Spatial distribution of CNVs. (A) Locations of IR-induced CNVs. Red circles indicate IR-induced CNVs, blue squares indicate spontaneously arising CNVs in untreated cells. Bars are used to indicate large CNVs spanning more than a chromosomal band. Markers above and below chromosomes represent duplications and deletions, respectively. Asterisks (*) mark three large regions of uniparentaldisomy on chromosome 9p. Ideograms were adapted from the University of California, Santa Cruz genome browser (http://genome.ucsc.edu) [Kent, et al., 2002]. Precise coordinates for all de novo CNVs are listed in Dataset S1. (B) Examples of physically shifted hotspot CNVs after IR (red bars) and APH/HU (blue bars). In addition, CNVs induced by IR in these regions are predominantly duplications whereas those induced by APH/HU are mostly deletions

Fig. 4

Non-random association of IR-induced CNVs and APH/HU-induced CNVs.
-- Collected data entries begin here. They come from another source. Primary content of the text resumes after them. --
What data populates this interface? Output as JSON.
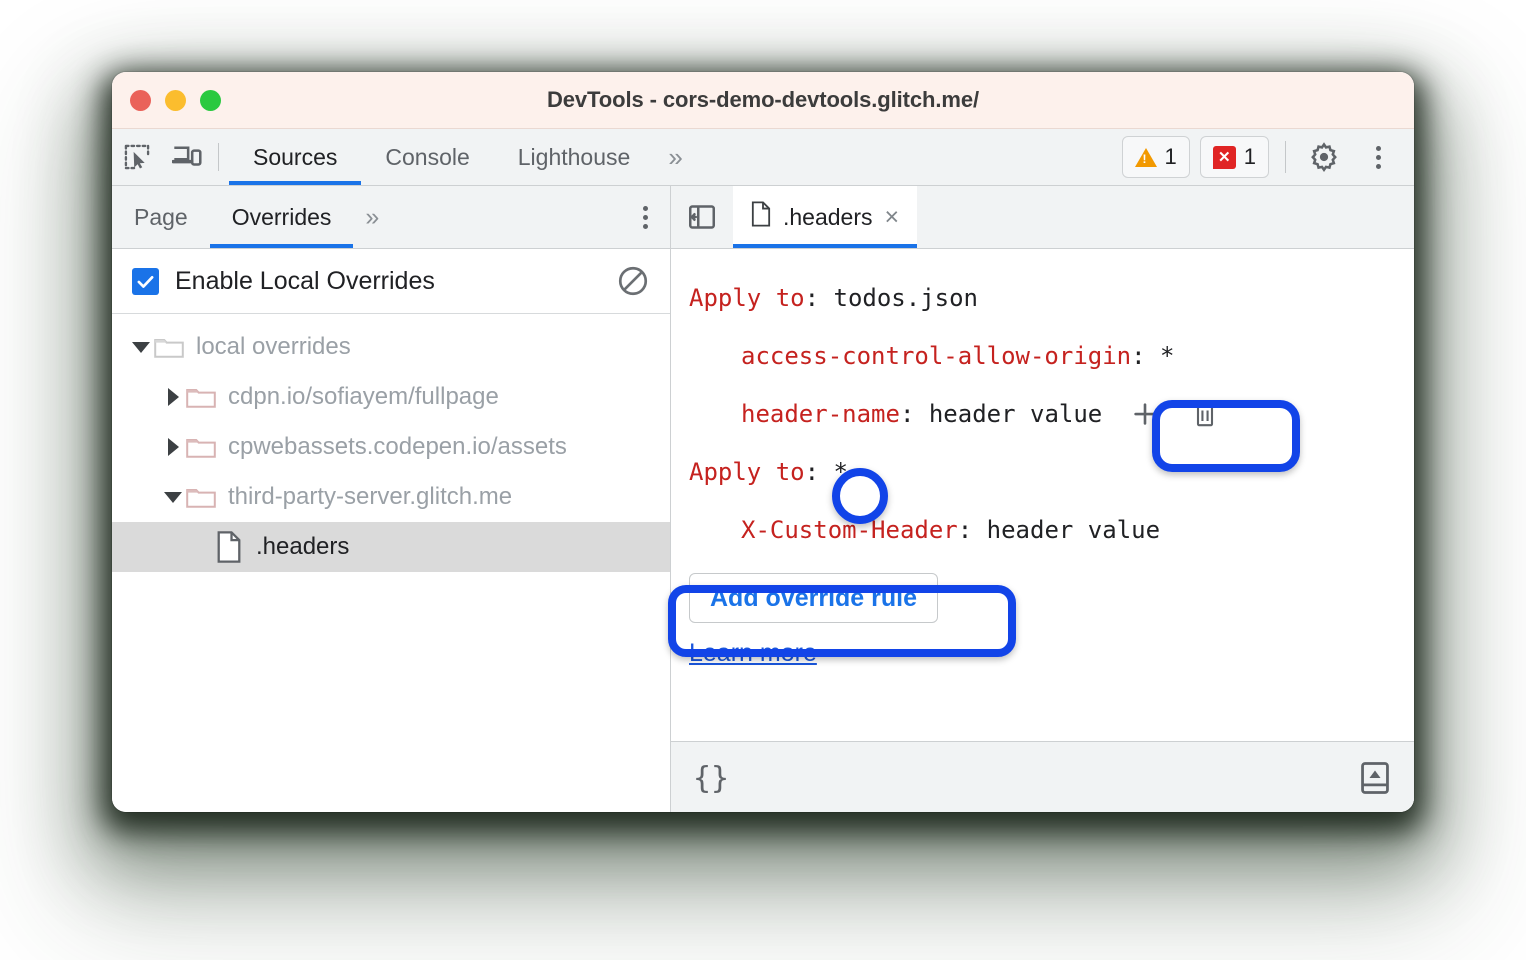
{
  "window": {
    "title": "DevTools - cors-demo-devtools.glitch.me/",
    "traffic_lights": [
      "close-red",
      "minimize-yellow",
      "maximize-green"
    ]
  },
  "toolbar": {
    "inspect_icon": "inspect-element-icon",
    "device_icon": "device-toolbar-icon",
    "tabs": [
      {
        "label": "Sources",
        "active": true
      },
      {
        "label": "Console",
        "active": false
      },
      {
        "label": "Lighthouse",
        "active": false
      }
    ],
    "more_tabs": "»",
    "warning_count": "1",
    "error_count": "1",
    "settings_icon": "gear-icon",
    "menu_icon": "kebab-menu-icon"
  },
  "sidebar": {
    "tabs": [
      {
        "label": "Page",
        "active": false
      },
      {
        "label": "Overrides",
        "active": true
      }
    ],
    "more_tabs": "»",
    "menu_icon": "kebab-menu-icon",
    "enable_overrides": {
      "label": "Enable Local Overrides",
      "checked": true,
      "clear_icon": "clear-configuration-icon"
    },
    "tree": [
      {
        "label": "local overrides",
        "type": "folder",
        "expanded": true,
        "depth": 0,
        "selected": false
      },
      {
        "label": "cdpn.io/sofiayem/fullpage",
        "type": "folder",
        "expanded": false,
        "depth": 1,
        "selected": false
      },
      {
        "label": "cpwebassets.codepen.io/assets",
        "type": "folder",
        "expanded": false,
        "depth": 1,
        "selected": false
      },
      {
        "label": "third-party-server.glitch.me",
        "type": "folder",
        "expanded": true,
        "depth": 1,
        "selected": false
      },
      {
        "label": ".headers",
        "type": "file",
        "expanded": null,
        "depth": 2,
        "selected": true
      }
    ]
  },
  "editor": {
    "collapse_icon": "collapse-sidebar-icon",
    "tab": {
      "file_icon": "file-icon",
      "label": ".headers",
      "close": "×"
    },
    "lines": [
      {
        "kind": "apply",
        "key": "Apply to",
        "sep": ": ",
        "value": "todos.json",
        "indent": false,
        "actions": false
      },
      {
        "kind": "header",
        "key": "access-control-allow-origin",
        "sep": ": ",
        "value": "*",
        "indent": true,
        "actions": false
      },
      {
        "kind": "header",
        "key": "header-name",
        "sep": ": ",
        "value": "header value",
        "indent": true,
        "actions": true
      },
      {
        "kind": "apply",
        "key": "Apply to",
        "sep": ": ",
        "value": "*",
        "indent": false,
        "actions": false
      },
      {
        "kind": "header",
        "key": "X-Custom-Header",
        "sep": ": ",
        "value": "header value",
        "indent": true,
        "actions": false
      }
    ],
    "row_actions": {
      "add": "add-header-icon",
      "delete": "delete-header-icon"
    },
    "add_rule_label": "Add override rule",
    "learn_more_label": "Learn more"
  },
  "statusbar": {
    "format_label": "{}",
    "drawer_icon": "show-drawer-icon"
  },
  "annotations": {
    "highlight_color": "#1244e8",
    "rings": [
      "row-actions-ring",
      "apply-to-value-ring",
      "add-override-rule-ring"
    ]
  },
  "colors": {
    "accent_blue": "#1a73e8",
    "header_key_red": "#c5221f",
    "titlebar_bg": "#fdf1ec",
    "toolbar_bg": "#f1f3f4",
    "warning_orange": "#f29900",
    "error_red": "#e02424",
    "selection_gray": "#dadada"
  }
}
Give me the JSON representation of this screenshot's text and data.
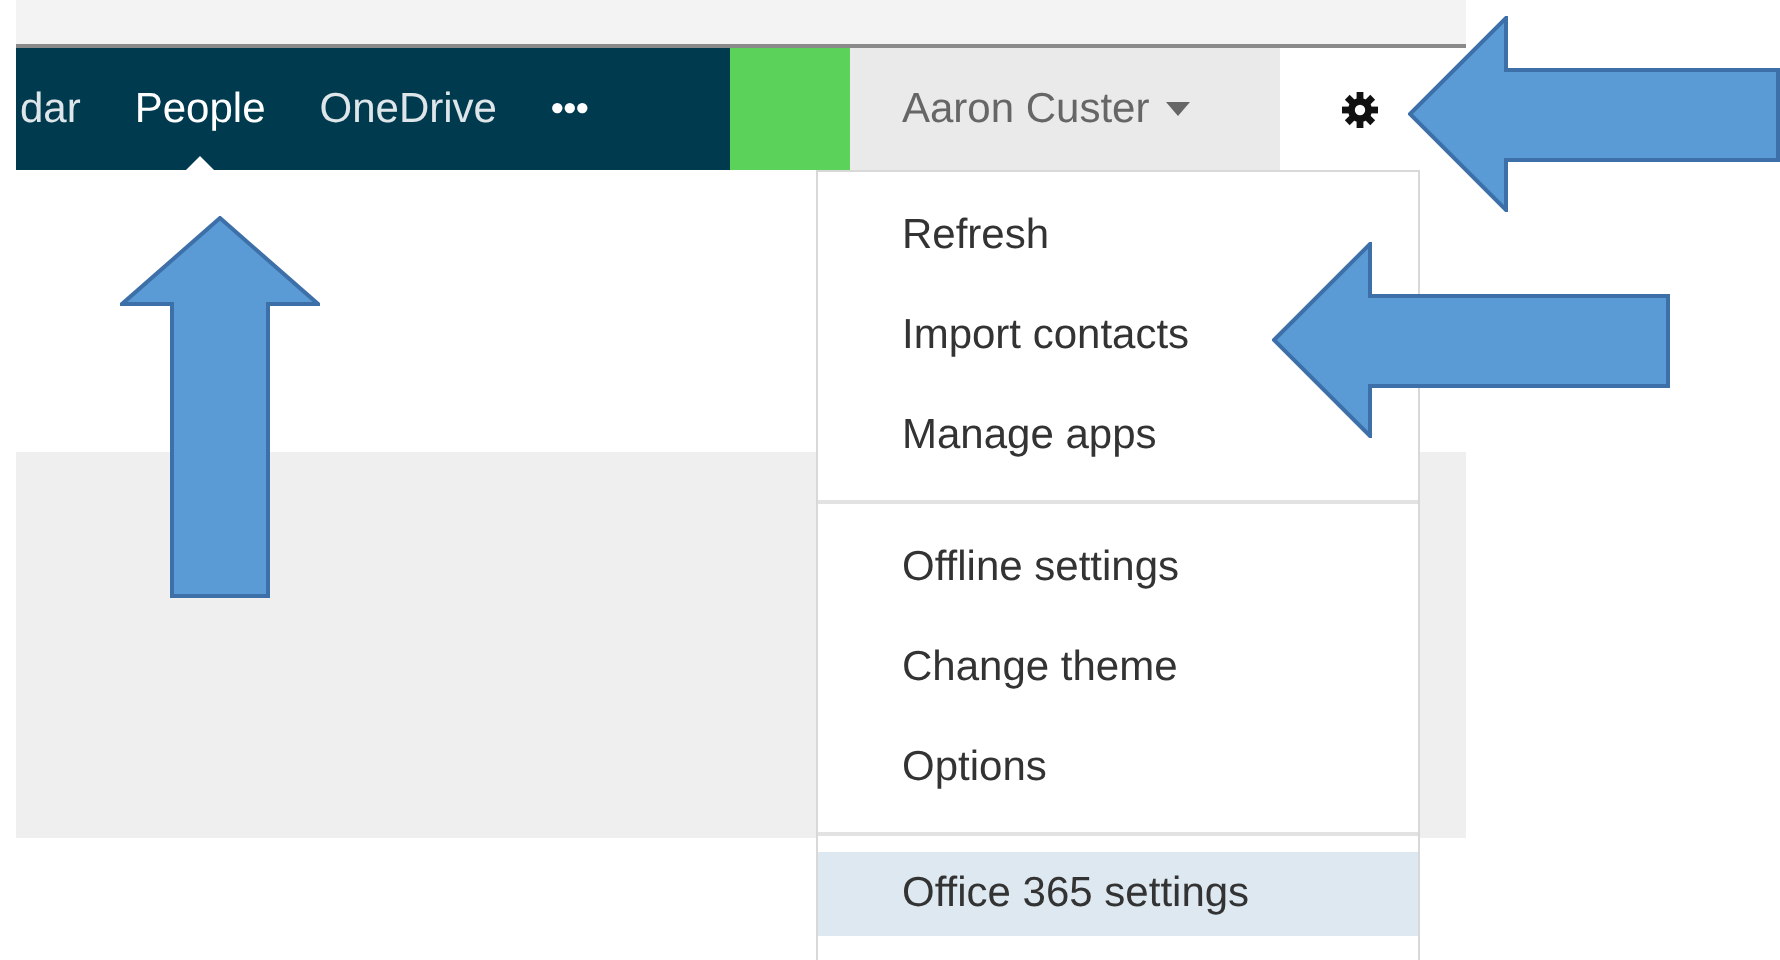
{
  "nav": {
    "tabs": [
      {
        "label": "dar",
        "selected": false
      },
      {
        "label": "People",
        "selected": true
      },
      {
        "label": "OneDrive",
        "selected": false
      }
    ],
    "more": "•••",
    "user": "Aaron Custer"
  },
  "menu": {
    "sections": [
      {
        "items": [
          {
            "label": "Refresh",
            "selected": false
          },
          {
            "label": "Import contacts",
            "selected": false
          },
          {
            "label": "Manage apps",
            "selected": false
          }
        ]
      },
      {
        "items": [
          {
            "label": "Offline settings",
            "selected": false
          },
          {
            "label": "Change theme",
            "selected": false
          },
          {
            "label": "Options",
            "selected": false
          }
        ]
      },
      {
        "items": [
          {
            "label": "Office 365 settings",
            "selected": true
          }
        ]
      }
    ]
  }
}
IR CNV regions were randomly distributed around the genome in 10,000 permutations and then compared to the locations of CNV regions induced by APH and HU (AH) to create an expected random distribution of overlap between the two groups. The actual observed number of IR CNV regions that overlapped AH CNV regions is indicated by the vertical green line. The black line represents a single iteration in which the IR CNV regions were offset 10Mb to the right. Blue lines and associated red Gaussian curve-fit show the distribution of values observed for the 10,000 random permutations. Analyses were performed for (A) singleton IR CNVs, (B) regions with more than one IR CNV, and (C) all IR CNV regions combined. Numbers in red above each plot indicate the p-value for the actual value calculated from the fit curve (p), as well as the cumulative frequency of iterations that had as many or more IR CNV regions crossing AH regions as the actual value (f).

Fig. 5

CNV breakpoint junctions. (A) De novo CNV breakpoint junction sequence homology in IR-treated cells (red) compared to the expected distribution if microhomology usage was random (gray). (B) A complex CNV with two junctions at 17q23.2 in 3.0 Gy-treated clone 3D5. Based on aCGH data, this CNV was called as a deletion, but sequencing of the breakpoint junctions revealed that this CNV was complex, containing a 97.7 kb deletion (red), as well as a duplication-insertion of 530 bp (blue) at the deletion boundary.

Fig. 6

Immediate trypsinization and replating of cells following IR reduces CHK1 activation. (A) Western blots showing the induction by IR of CHK1 phosphorylation on residue S317. (B) Quantitation of CHK1 S317 phosphorylation in (A), normalized to tubulin, respectively.

Fig. 7

Model of physically shifted deletion and duplication formation via single- and double-fork failure. When two nearby replication forks collapse (bottom), as might occur during global replication stress, MMBIR can occur between the two forks to restart replication, resulting in the deletion of intervening DNA (red bars). In the event of a single-fork failure (top), the absence of a nearby collapsed fork results in an MMBIR event into a nearby, already-replicated region, resulting in a duplication (blue bars).